I am very aware of the sensitive nature of the information I receive as a practitioner, and I take steps to protect your personal information against loss or theft, as well as unauthorised access, disclosure, copying, use, or modification.
Given that emails can never be guaranteed to be fully secure, and that they may count as ‘data processing’ under the GDPR, if you want to discuss something personal about your situation or treatment you may wish to contact me to arrange a chat rather than sending personal information by email. However, if you do send any personal information to me by e-mail, I will add it to my notes within 4 weeks, by either printing it, in the case of paper-based notes, or transferring it to a secure record storage facility, in the case of cloud-based notes. The e-mailed note will then be deleted from my e-mail account.
Will your information remain in the UK?
You have the right to know if I expect to remove or send your information outside the UK or the European Economic Area (EEA), and if so, the safeguards that have been put in place to protect your information and your rights. This is important because not all countries are governed by the same strict regulations as the UK, and some ways of holding information (such as on a ‘cloud’) can mean information is stored on computers which may be outside the area governed by the GDPR.
To that end, I do not currently access any client information outside of the EU and only use EU housed cloud-based services.
Data protection and your rights
Data regulations say that anyone who has information held about them has various rights, including the right to know what information is held and to correct anything that isn’t right in their records.
Your right to refuse to give information
Under the GDPR, you are not required to give your personal information, and you have right to be informed of any consequences of refusing to give it.
A case history is needed in order to ‘fulfil our contract’, to give you the best treatment possible, including understanding your situation and any difficulties you are seeking help for, as well as to comply with my Code of Ethics.
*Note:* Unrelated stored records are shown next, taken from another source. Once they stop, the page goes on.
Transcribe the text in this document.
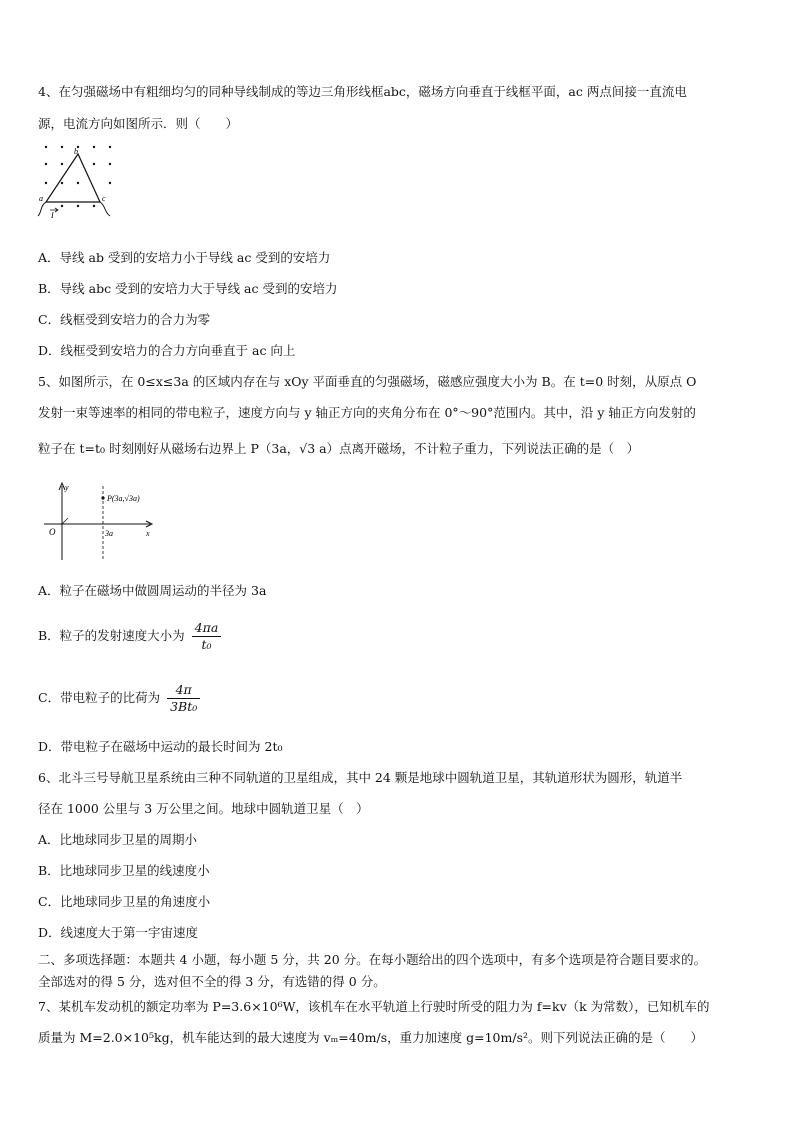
4、在匀强磁场中有粗细均匀的同种导线制成的等边三角形线框abc，磁场方向垂直于线框平面，ac 两点间接一直流电
源，电流方向如图所示．则（　　）
b
a	c
I
A．导线 ab 受到的安培力小于导线 ac 受到的安培力
B．导线 abc 受到的安培力大于导线 ac 受到的安培力
C．线框受到安培力的合力为零
D．线框受到安培力的合力方向垂直于 ac 向上
5、如图所示，在 0≤x≤3a 的区域内存在与 xOy 平面垂直的匀强磁场，磁感应强度大小为 B。在 t=0 时刻，从原点 O
发射一束等速率的相同的带电粒子，速度方向与 y 轴正方向的夹角分布在 0°～90°范围内。其中，沿 y 轴正方向发射的
粒子在 t=t₀ 时刻刚好从磁场右边界上 P（3a，√3 a）点离开磁场，不计粒子重力，下列说法正确的是（　）
y
x
O	3a
P(3a,√3a)
A．粒子在磁场中做圆周运动的半径为 3a
B．粒子的发射速度大小为 $\frac{4\pi a}{\text{t₀}}$
C．带电粒子的比荷为 $\frac{4\pi}{\text{3Bt₀}}$
D．带电粒子在磁场中运动的最长时间为 2t₀
6、北斗三号导航卫星系统由三种不同轨道的卫星组成，其中 24 颗是地球中圆轨道卫星，其轨道形状为圆形，轨道半
径在 1000 公里与 3 万公里之间。地球中圆轨道卫星（　）
A．比地球同步卫星的周期小
B．比地球同步卫星的线速度小
C．比地球同步卫星的角速度小
D．线速度大于第一宇宙速度
二、多项选择题：本题共 4 小题，每小题 5 分，共 20 分。在每小题给出的四个选项中，有多个选项是符合题目要求的。
全部选对的得 5 分，选对但不全的得 3 分，有选错的得 0 分。
7、某机车发动机的额定功率为 P=3.6×10⁶W，该机车在水平轨道上行驶时所受的阻力为 f=kv（k 为常数），已知机车的
质量为 M=2.0×10⁵kg，机车能达到的最大速度为 vₘ=40m/s，重力加速度 g=10m/s²。则下列说法正确的是（　　）
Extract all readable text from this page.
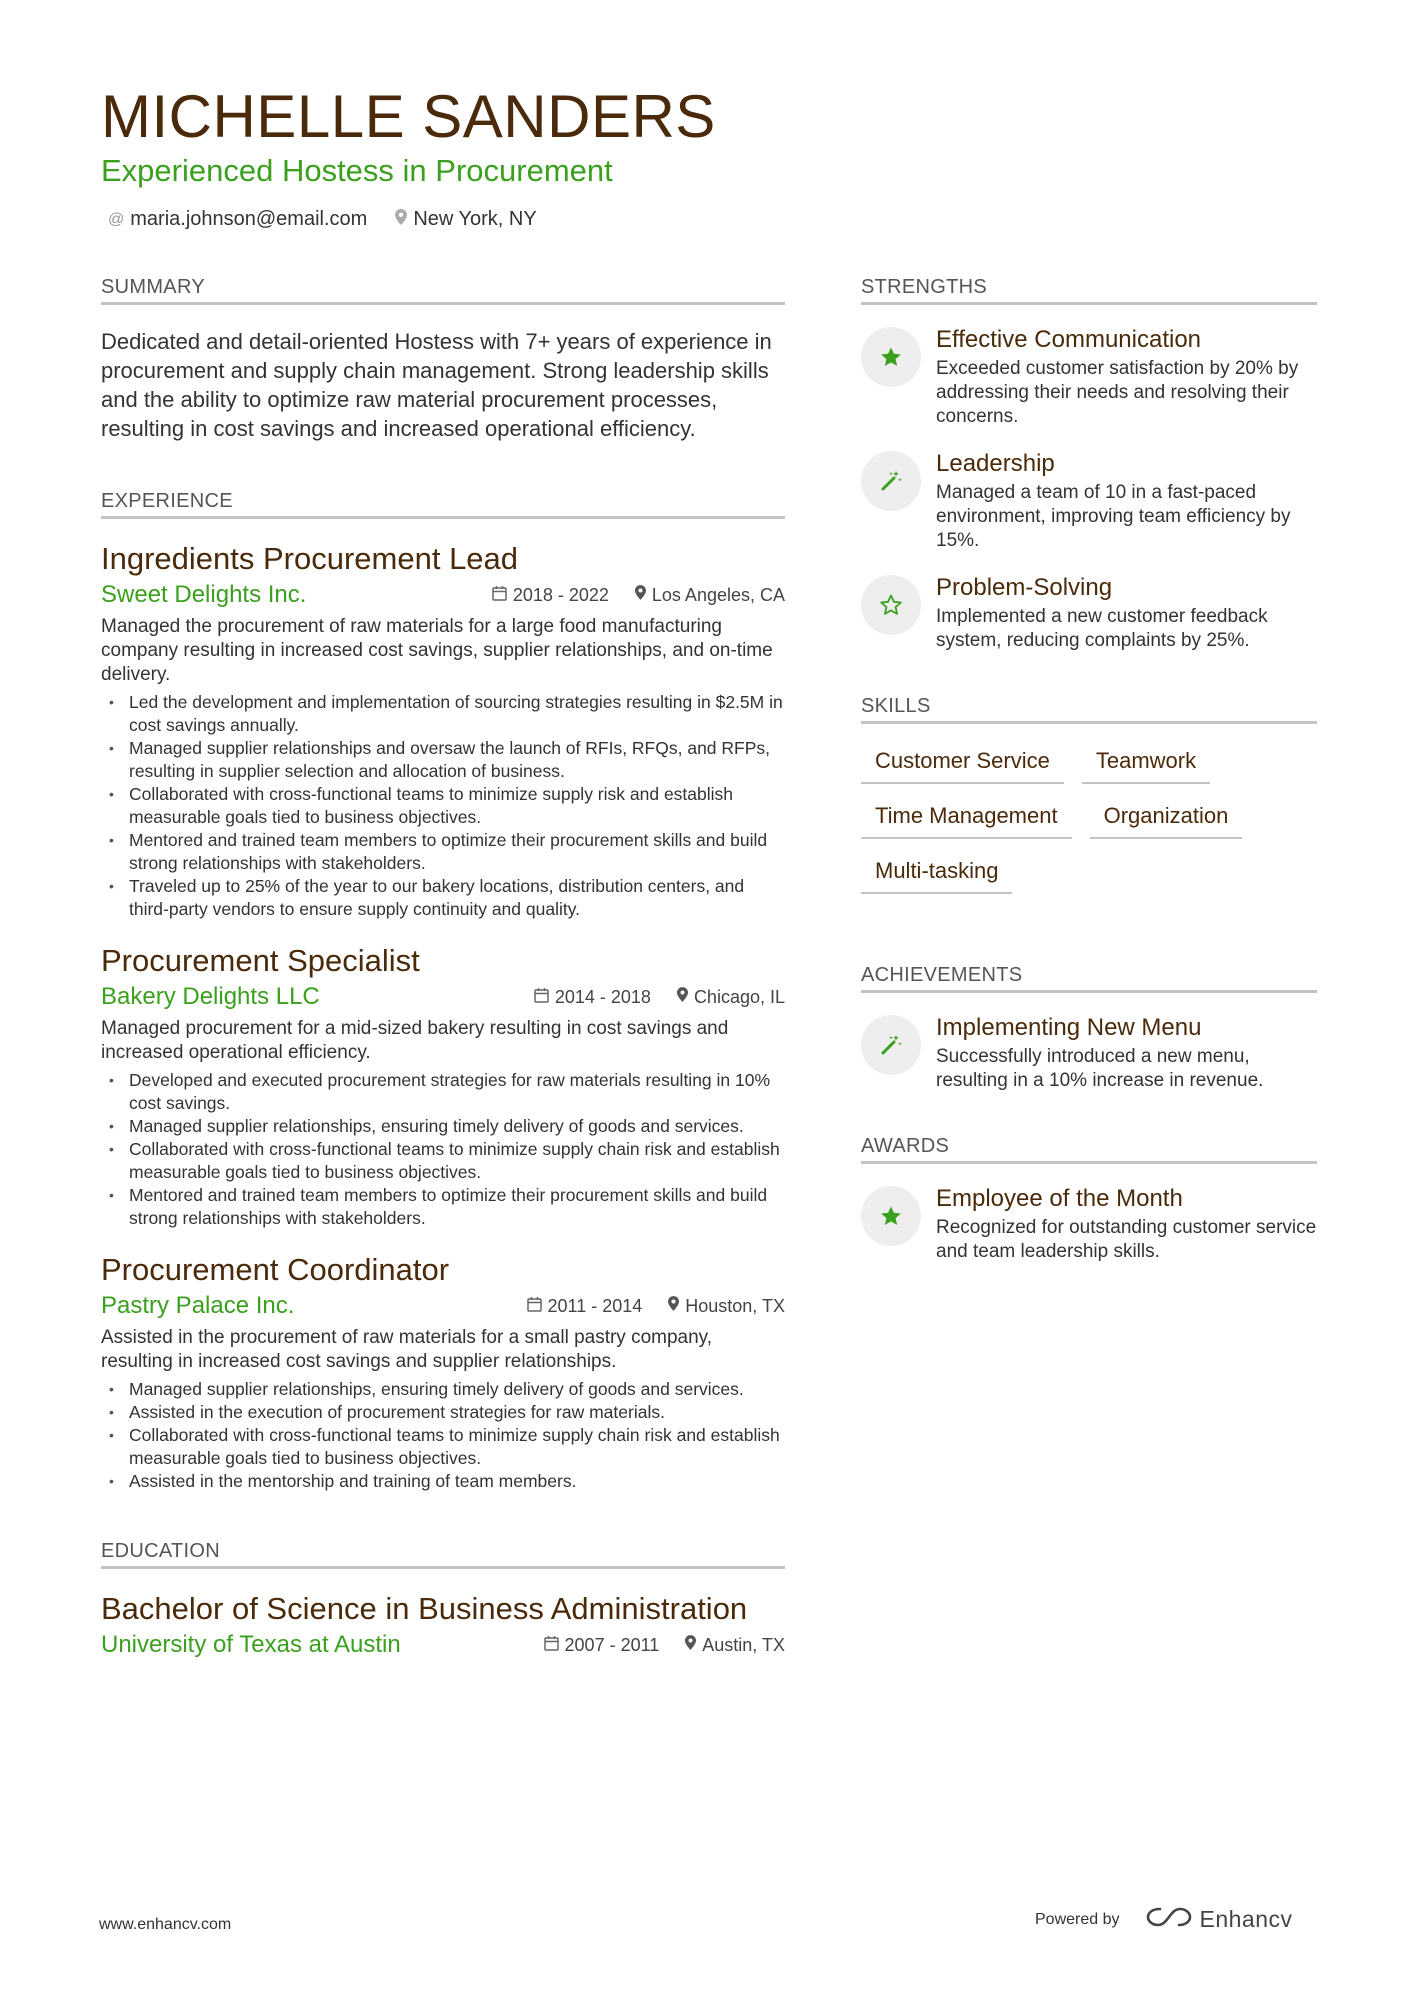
MICHELLE SANDERS
Experienced Hostess in Procurement
@ maria.johnson@email.com New York, NY
SUMMARY

Dedicated and detail-oriented Hostess with 7+ years of experience in procurement and supply chain management. Strong leadership skills and the ability to optimize raw material procurement processes, resulting in cost savings and increased operational efficiency.

EXPERIENCE
Ingredients Procurement Lead
Sweet Delights Inc.	2018 - 2022 Los Angeles, CA
Managed the procurement of raw materials for a large food manufacturing company resulting in increased cost savings, supplier relationships, and on-time delivery.
• Led the development and implementation of sourcing strategies resulting in $2.5M in cost savings annually.
• Managed supplier relationships and oversaw the launch of RFIs, RFQs, and RFPs, resulting in supplier selection and allocation of business.
• Collaborated with cross-functional teams to minimize supply risk and establish measurable goals tied to business objectives.
• Mentored and trained team members to optimize their procurement skills and build strong relationships with stakeholders.
• Traveled up to 25% of the year to our bakery locations, distribution centers, and third-party vendors to ensure supply continuity and quality.
Procurement Specialist
Bakery Delights LLC	2014 - 2018 Chicago, IL
Managed procurement for a mid-sized bakery resulting in cost savings and increased operational efficiency.
• Developed and executed procurement strategies for raw materials resulting in 10% cost savings.
• Managed supplier relationships, ensuring timely delivery of goods and services.
• Collaborated with cross-functional teams to minimize supply chain risk and establish measurable goals tied to business objectives.
• Mentored and trained team members to optimize their procurement skills and build strong relationships with stakeholders.
Procurement Coordinator
Pastry Palace Inc.	2011 - 2014 Houston, TX
Assisted in the procurement of raw materials for a small pastry company, resulting in increased cost savings and supplier relationships.
• Managed supplier relationships, ensuring timely delivery of goods and services.
• Assisted in the execution of procurement strategies for raw materials.
• Collaborated with cross-functional teams to minimize supply chain risk and establish measurable goals tied to business objectives.
• Assisted in the mentorship and training of team members.
EDUCATION
Bachelor of Science in Business Administration
University of Texas at Austin	2007 - 2011 Austin, TX
STRENGTHS
Effective Communication
Exceeded customer satisfaction by 20% by addressing their needs and resolving their concerns.
Leadership
Managed a team of 10 in a fast-paced environment, improving team efficiency by 15%.
Problem-Solving
Implemented a new customer feedback system, reducing complaints by 25%.
SKILLS
Customer Service	Teamwork
Time Management	Organization
Multi-tasking
ACHIEVEMENTS
Implementing New Menu
Successfully introduced a new menu, resulting in a 10% increase in revenue.
AWARDS
Employee of the Month
Recognized for outstanding customer service and team leadership skills.
www.enhancv.com	Powered by	Enhancv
So, if you do not wish to give any information at all I may be unable to work with you, but I am always happy to have a chat about what may or may not feel comfortable for you.
Your right to object to me holding your information
If you object to me holding your information, you can ask me to stop. Because my Code of Ethics has a requirement for me to keep notes for a minimum time as described above, I will need to retain your records up to that point in order to comply with this.
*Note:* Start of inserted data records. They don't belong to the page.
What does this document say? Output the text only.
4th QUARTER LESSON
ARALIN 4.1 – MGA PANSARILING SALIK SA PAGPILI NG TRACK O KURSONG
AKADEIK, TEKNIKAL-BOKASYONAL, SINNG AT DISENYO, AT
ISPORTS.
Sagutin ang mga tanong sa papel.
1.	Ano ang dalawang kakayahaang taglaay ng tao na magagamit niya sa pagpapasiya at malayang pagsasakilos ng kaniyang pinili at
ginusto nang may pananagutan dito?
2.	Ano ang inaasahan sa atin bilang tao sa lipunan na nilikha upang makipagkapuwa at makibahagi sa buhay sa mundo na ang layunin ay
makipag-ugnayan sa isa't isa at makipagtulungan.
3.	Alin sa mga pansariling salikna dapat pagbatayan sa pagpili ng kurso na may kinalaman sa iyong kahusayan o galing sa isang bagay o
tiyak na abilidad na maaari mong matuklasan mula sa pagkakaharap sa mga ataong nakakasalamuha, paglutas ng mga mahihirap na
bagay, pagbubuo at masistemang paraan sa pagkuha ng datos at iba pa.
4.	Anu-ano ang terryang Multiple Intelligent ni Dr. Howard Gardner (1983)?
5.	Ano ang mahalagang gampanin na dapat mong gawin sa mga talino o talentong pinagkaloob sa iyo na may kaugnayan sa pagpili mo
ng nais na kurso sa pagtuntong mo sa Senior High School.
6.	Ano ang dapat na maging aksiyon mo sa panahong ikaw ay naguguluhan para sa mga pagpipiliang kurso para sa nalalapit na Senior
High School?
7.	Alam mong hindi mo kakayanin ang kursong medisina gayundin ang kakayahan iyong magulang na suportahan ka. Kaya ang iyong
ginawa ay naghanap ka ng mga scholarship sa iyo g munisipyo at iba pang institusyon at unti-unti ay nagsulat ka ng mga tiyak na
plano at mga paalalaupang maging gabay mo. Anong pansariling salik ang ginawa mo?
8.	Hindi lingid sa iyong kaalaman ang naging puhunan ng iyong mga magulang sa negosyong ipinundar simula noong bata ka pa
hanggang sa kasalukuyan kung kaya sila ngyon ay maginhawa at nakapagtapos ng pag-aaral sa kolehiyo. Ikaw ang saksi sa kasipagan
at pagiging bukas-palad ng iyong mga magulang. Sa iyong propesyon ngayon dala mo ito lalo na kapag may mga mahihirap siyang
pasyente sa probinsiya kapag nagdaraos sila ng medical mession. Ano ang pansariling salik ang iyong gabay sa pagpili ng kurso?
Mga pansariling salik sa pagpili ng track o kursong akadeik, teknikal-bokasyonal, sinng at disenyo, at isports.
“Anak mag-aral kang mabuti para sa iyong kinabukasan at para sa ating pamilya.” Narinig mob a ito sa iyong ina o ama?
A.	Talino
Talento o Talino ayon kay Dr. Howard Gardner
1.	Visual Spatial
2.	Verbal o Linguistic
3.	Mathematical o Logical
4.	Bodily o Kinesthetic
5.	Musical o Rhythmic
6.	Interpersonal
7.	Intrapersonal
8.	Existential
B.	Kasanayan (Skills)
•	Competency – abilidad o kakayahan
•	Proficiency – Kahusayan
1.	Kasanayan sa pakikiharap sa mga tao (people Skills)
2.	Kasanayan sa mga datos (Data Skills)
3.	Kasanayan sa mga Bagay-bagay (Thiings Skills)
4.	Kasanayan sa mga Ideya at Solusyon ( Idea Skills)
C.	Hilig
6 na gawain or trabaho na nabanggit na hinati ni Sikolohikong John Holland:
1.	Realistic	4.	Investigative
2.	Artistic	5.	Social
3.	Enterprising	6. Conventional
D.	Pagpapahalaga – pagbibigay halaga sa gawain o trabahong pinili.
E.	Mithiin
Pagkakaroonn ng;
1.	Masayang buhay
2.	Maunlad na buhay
Your right to see what information I hold about you
If you request it, I must give you a copy of the information I hold about you. This can be in paper or electronic form, and I can explain the notes and respond to any concerns or questions you may have. Depending upon the amount of information and what is requested, there may be a charge for this.
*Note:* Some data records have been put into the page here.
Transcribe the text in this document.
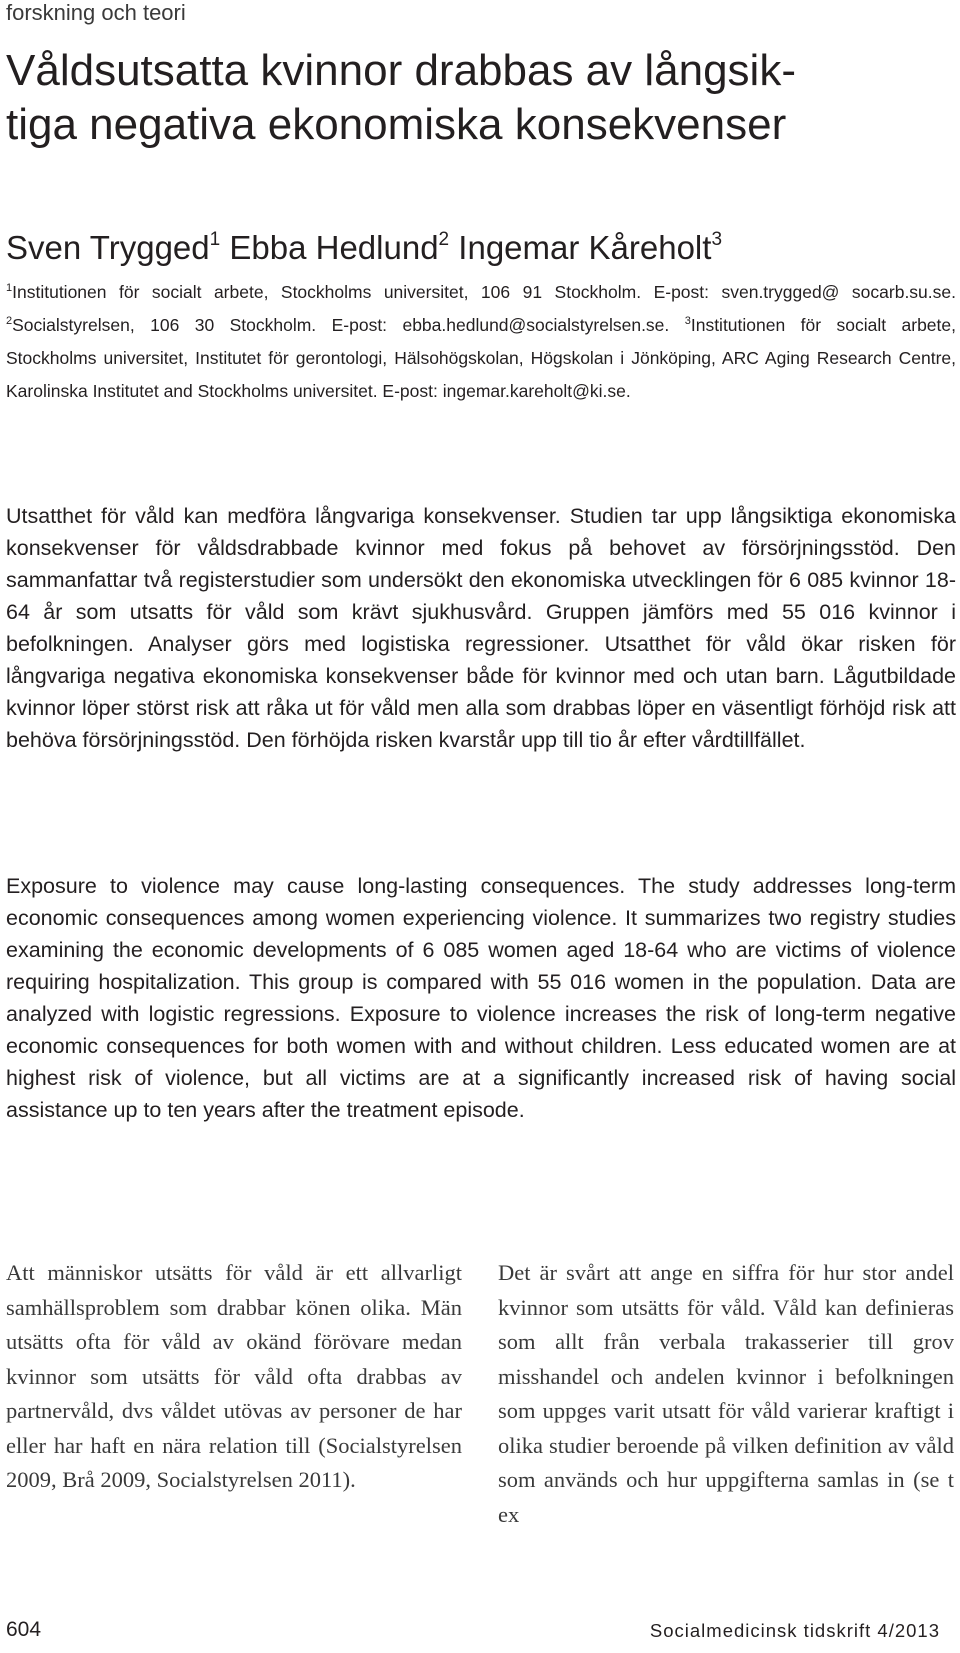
forskning och teori
Våldsutsatta kvinnor drabbas av långsik-
tiga negativa ekonomiska konsekvenser
Sven Trygged$^1$ Ebba Hedlund$^2$ Ingemar Kåreholt$^3$
$^1$Institutionen för socialt arbete, Stockholms universitet, 106 91 Stockholm. E-post: sven.trygged@ socarb.su.se. $^2$Socialstyrelsen, 106 30 Stockholm. E-post: ebba.hedlund@socialstyrelsen.se. $^3$Institutionen för socialt arbete, Stockholms universitet, Institutet för gerontologi, Hälsohögskolan, Högskolan i Jönköping, ARC Aging Research Centre, Karolinska Institutet and Stockholms universitet. E-post: ingemar.kareholt@ki.se.

Utsatthet för våld kan medföra långvariga konsekvenser. Studien tar upp långsiktiga ekonomiska konsekvenser för våldsdrabbade kvinnor med fokus på behovet av försörjningsstöd. Den sammanfattar två registerstudier som undersökt den ekonomiska utvecklingen för 6 085 kvinnor 18-64 år som utsatts för våld som krävt sjukhusvård. Gruppen jämförs med 55 016 kvinnor i befolkningen. Analyser görs med logistiska regressioner. Utsatthet för våld ökar risken för långvariga negativa ekonomiska konsekvenser både för kvinnor med och utan barn. Lågutbildade kvinnor löper störst risk att råka ut för våld men alla som drabbas löper en väsentligt förhöjd risk att behöva försörjningsstöd. Den förhöjda risken kvarstår upp till tio år efter vårdtillfället.

Exposure to violence may cause long-lasting consequences. The study addresses long-term economic consequences among women experiencing violence. It summarizes two registry studies examining the economic developments of 6 085 women aged 18-64 who are victims of violence requiring hospitalization. This group is compared with 55 016 women in the population. Data are analyzed with logistic regressions. Exposure to violence increases the risk of long-term negative economic consequences for both women with and without children. Less educated women are at highest risk of violence, but all victims are at a significantly increased risk of having social assistance up to ten years after the treatment episode.

Att människor utsätts för våld är ett allvarligt samhällsproblem som drabbar könen olika. Män utsätts ofta för våld av okänd förövare medan kvinnor som utsätts för våld ofta drabbas av partnervåld, dvs våldet utövas av personer de har eller har haft en nära relation till (Socialstyrelsen 2009, Brå 2009, Socialstyrelsen 2011).

Det är svårt att ange en siffra för hur stor andel kvinnor som utsätts för våld. Våld kan definieras som allt från verbala trakasserier till grov misshandel och andelen kvinnor i befolkningen som uppges varit utsatt för våld varierar kraftigt i olika studier beroende på vilken definition av våld som används och hur uppgifterna samlas in (se t ex

604	Socialmedicinsk tidskrift 4/2013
Your right to ‘rectify’ any information I hold which is not correct
If you believe that information I hold on you is inaccurate or incorrect, you have the right to tell me about this and request that the information is corrected.
Please do let me know if any of your details change so I can keep your records up to date.
Your right to make a complaint
You have the right to complain if you are unhappy about the way I look after your information, or feel I have not properly respected your rights – in the first instance to me, and then also to my professional body the CSTA firstname.lastname@example.org, or if you are still unhappy to the Information Commissioner’s Office (ICO) https://ico.org.uk/concerns/ or 0303 1231113
Understanding and agreeing to this information
You should make sure you understand and agree to me keeping this information about you – if you have any questions at all please ask and I’ll be happy to answer them.
Changes to this notice
I may make changes to this notice and information from time to time, for example if there are changes in the laws about data protection. While you are a client, I will always let you know of changes.